The most loyal of Fernandez's supporters belong to a movement called "La Campora," named after President Hector Campora, who was elected in March 1973 as the personal delegate of former President Juan Peron to end the previous military junta's 18-year-old ban on Peronist activities. Campora stepped aside months later to make way for Peron's brief return to power.
Fernandez's son Maximo Kirchner founded La Campora, and she has leaned on the group more than ever since her husband's death, to provide support at campaign appearances and begin to challenge the Peronist party's old guard for elected positions.
"Cristina surrounds herself with the Campora because she doesn't trust anyone _ not the politicians, not her own ministers. That's why her son provided her with this 'praetorian guard' that she thinks protects her," said political analyst Jorge Giacobbe, whose polling firm, like others, predicts she'll win in the first round.
One Campora member manages the state-owned Aerolineas Argentinas. Another was recently selected to represent government stockholders on the board of Techint, a powerful conglomerate. About 20 others were included at Fernandez's request on ruling party candidate lists.
"Our real fight begins the day after the election," said Andres Larroque, 34, secretary general of La Campora and candidate for Congress, as hundreds of activists prepared to march through the capital. "That which we recovered, that which Juan Peron founded, to which Evita gave her spirit, which Nestor recovered and that we now live thanks to Cristina obviously will be attacked again by those anti-patriotic interests. We need to become guardians of the legacy of Nestor and soldiers for Cristina."
Analysts believe Fernandez's young supporters could play a key role over the next four years.
"After the elections, the succession fight begins within Peronism," said Mariel Fornoni, with the consulting firm Management & Fit. "New internal disputes will emerge. The challenge of politics is how to hold onto power. That's why she values loyalty so highly."
The Kirchners were young activists themselves as they cut their political teeth in the university city of La Plata.
Their cause was the leftist Peronist Youth party, and some of their comrades were directly involved in armed resistance to the 1960s junta.
La Campora is completely different. It's created by the government, with functionaries and taxpayer money and no grass roots movement to back it up, said Marcelo Larraquy, who has written several books about the last 40 years of Argentine youth movements.
Those youths challenged authority, while these profit from it, he said, adding, "It's top-down and unquestioningly repeats a script."
But other young Argentines who lack any personal connections also advocate for Fernandez's government, many using social networks to express their views. Many were directly affected by the social breakdowns of 2001, when thousands of people hit the streets to protest the currency devaluation and loan defaults that caused soaring unemployment.
"Throw them all out," was their battle cry, and politicians seemed incapable of responding.

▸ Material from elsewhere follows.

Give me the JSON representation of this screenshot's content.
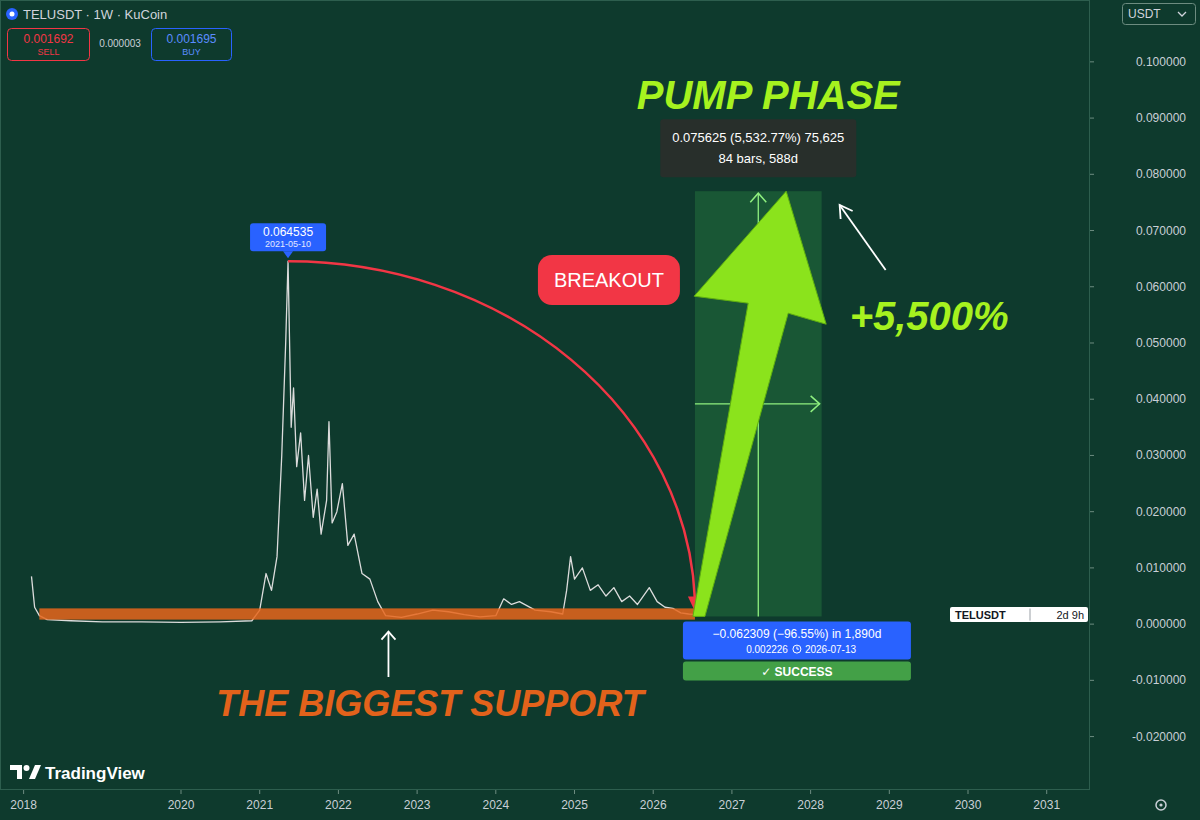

A young woman who goes by the username "La Pipi" on her popular pro-government blog said she supported Fernandez because the Kirchners rescued the country from economic collapse. She refused to identify herself because she works for a major company and said she fears getting fired for using Twitter and her blog to challenge the opposition. She also helped to create a Facebook page where people can contribute wish lists for a second Fernandez term.
"I live in a neighborhood of poor housing and many small factories," the 36-year-old explained as she recruited other bloggers at a science fair. "And I saw how people lowered their blinds and the streets filled with young people taking drugs due to the 2001 crisis. And later I saw that people's blinds began lifting again, and the kids aren't out there anymore, but are now going to work in the factories."